A former Japanese finance minister who resigned after appearing drunk at a press conference said Japan should discuss getting nuclear weapons to deter North Korean threats, media reported Monday.
"It is common sense worldwide that in a purely military sense it is nuclear that can counteract nuclear," conservative lawmaker Shoichi Nakagawa was quoted as saying by Kyodo News in a speech in his constituency.
The remark came after North Korea said it would resume its nuclear programme to protest a UN statement that condemned its satellite rocket launch this month, which Tokyo regarded as a long-range ballistic missile test.
The hawkish Japanese politician said he believed North Korea already possessed small nuclear warheads and the medium-range Rodong missiles to deliver them to almost any part of Japan, Kyodo said.
"North Korea has taken a step toward a system whereby it could shoot without prior notice," Nakagawa was quoted as saying in the northern city of Obihiro. "We have to discuss countermeasures."

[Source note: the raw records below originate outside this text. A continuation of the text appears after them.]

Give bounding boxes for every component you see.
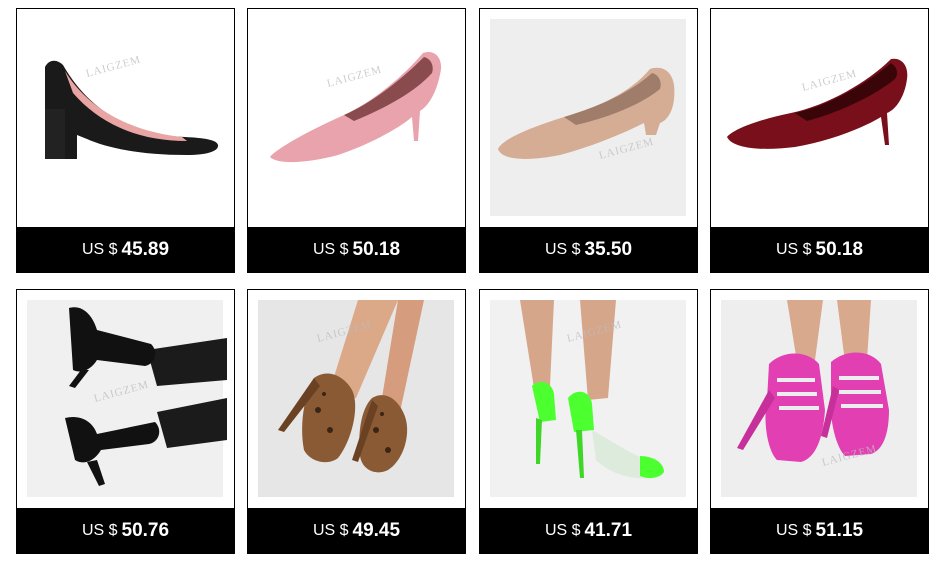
currency-label: US $ — [81, 521, 118, 539]
product-card[interactable]: LAIGZEM US $ 50.18 — [710, 8, 929, 273]
currency-label: US $ — [544, 240, 581, 258]
product-image-neon-green-stiletto[interactable]: LAIGZEM — [480, 290, 695, 505]
product-image-pink-pump[interactable]: LAIGZEM — [248, 9, 463, 224]
price-value: 45.89 — [121, 238, 170, 260]
shoe-image: LAIGZEM — [17, 290, 232, 505]
product-card[interactable]: LAIGZEM US $ 49.45 — [247, 289, 466, 554]
shoe-image: LAIGZEM — [711, 9, 926, 224]
product-image-leopard-platform-heel[interactable]: LAIGZEM — [248, 290, 463, 505]
price-tag: US $ 49.45 — [248, 508, 465, 553]
product-image-burgundy-pump[interactable]: LAIGZEM — [711, 9, 926, 224]
currency-label: US $ — [312, 240, 349, 258]
price-value: 50.18 — [352, 238, 401, 260]
price-tag: US $ 50.18 — [248, 227, 465, 272]
currency-label: US $ — [775, 240, 812, 258]
product-card[interactable]: LAIGZEM US $ 45.89 — [16, 8, 235, 273]
currency-label: US $ — [775, 521, 812, 539]
shoe-image: LAIGZEM — [711, 290, 926, 505]
shoe-image: LAIGZEM — [248, 290, 463, 505]
price-tag: US $ 41.71 — [480, 508, 697, 553]
product-image-nude-pump[interactable]: LAIGZEM — [480, 9, 695, 224]
price-tag: US $ 50.18 — [711, 227, 928, 272]
currency-label: US $ — [81, 240, 118, 258]
product-card[interactable]: LAIGZEM US $ 50.18 — [247, 8, 466, 273]
product-card[interactable]: LAIGZEM US $ 51.15 — [710, 289, 929, 554]
shoe-image: LAIGZEM — [248, 9, 463, 224]
price-value: 41.71 — [584, 519, 633, 541]
product-image-black-platform-heel[interactable]: LAIGZEM — [17, 290, 232, 505]
price-value: 50.18 — [815, 238, 864, 260]
price-value: 50.76 — [121, 519, 170, 541]
product-card[interactable]: LAIGZEM US $ 50.76 — [16, 289, 235, 554]
currency-label: US $ — [544, 521, 581, 539]
product-card[interactable]: LAIGZEM US $ 35.50 — [479, 8, 698, 273]
shoe-image: LAIGZEM — [480, 290, 695, 505]
product-image-black-leather-pump[interactable]: LAIGZEM — [17, 9, 232, 224]
price-tag: US $ 51.15 — [711, 508, 928, 553]
price-value: 49.45 — [352, 519, 401, 541]
price-tag: US $ 45.89 — [17, 227, 234, 272]
shoe-image: LAIGZEM — [17, 9, 232, 224]
product-card[interactable]: LAIGZEM US $ 41.71 — [479, 289, 698, 554]
price-tag: US $ 50.76 — [17, 508, 234, 553]
product-image-pink-lace-up-heel[interactable]: LAIGZEM — [711, 290, 926, 505]
price-value: 51.15 — [815, 519, 864, 541]
price-value: 35.50 — [584, 238, 633, 260]
currency-label: US $ — [312, 521, 349, 539]
price-tag: US $ 35.50 — [480, 227, 697, 272]
shoe-image: LAIGZEM — [480, 9, 695, 224]
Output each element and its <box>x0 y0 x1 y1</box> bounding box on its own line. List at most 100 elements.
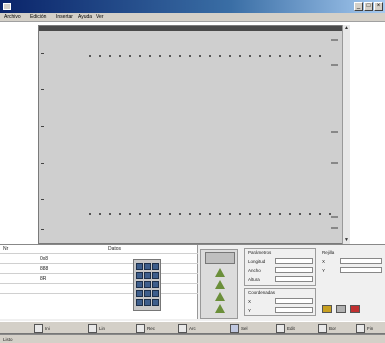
grid-dot <box>129 213 131 215</box>
grid-dot <box>279 55 281 57</box>
grid-dot <box>229 55 231 57</box>
keypad-key[interactable] <box>136 290 143 297</box>
coord-y-input[interactable] <box>275 307 313 313</box>
table-cell[interactable]: 888 <box>40 266 48 272</box>
settings-icon[interactable] <box>336 305 346 313</box>
grid-dot <box>219 55 221 57</box>
keypad-key[interactable] <box>144 290 151 297</box>
width-input[interactable] <box>275 267 313 273</box>
scroll-up-icon[interactable]: ▲ <box>343 25 350 32</box>
drawing-canvas[interactable] <box>38 25 343 244</box>
shape-item[interactable] <box>205 268 235 278</box>
grid-dot <box>299 55 301 57</box>
grid-dot <box>259 55 261 57</box>
grid-dot <box>289 55 291 57</box>
tool-button-delete[interactable]: Bor <box>318 323 358 334</box>
coord-x-label: X <box>248 299 252 304</box>
grid-x-input[interactable] <box>340 258 382 264</box>
ruler-marker <box>331 216 338 218</box>
tool-button-start[interactable]: Ini <box>34 323 74 334</box>
tool-button-finish[interactable]: Fin <box>356 323 384 334</box>
ruler-marker <box>331 64 338 66</box>
table-divider <box>0 253 198 254</box>
keypad-key[interactable] <box>152 290 159 297</box>
table-divider <box>0 273 198 274</box>
keypad-key[interactable] <box>152 281 159 288</box>
stop-icon[interactable] <box>350 305 360 313</box>
ruler-tick <box>41 229 44 230</box>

The comment was immediately downplayed by Chief Cabinet Secretary Takeo Kawamura, who told reporters: "It's impossible for Japan to get nuclear weapons."
Japan "firmly maintains" its three-point policy of not possessing, producing or allowing the entry of nuclear weapons to the country, the top government spokesman said.
"Japan also has the obligation of observing the nuclear nonproliferation treaty, under which it would not produce nor obtain nuclear weapons," he said.
In October 2006, when Nakagawa chaired the ruling Liberal Democratic Party's Policy Research Council, he said on a TV programme that he believed Japan's pacifist constitution does not rule out the option of possessing nuclear arms.
Nakagawa stepped down in February after television stations repeatedly aired his incoherent replies and drowsy appearance at a Group of Seven press conference in Rome, a debacle that triggered a political firestorm.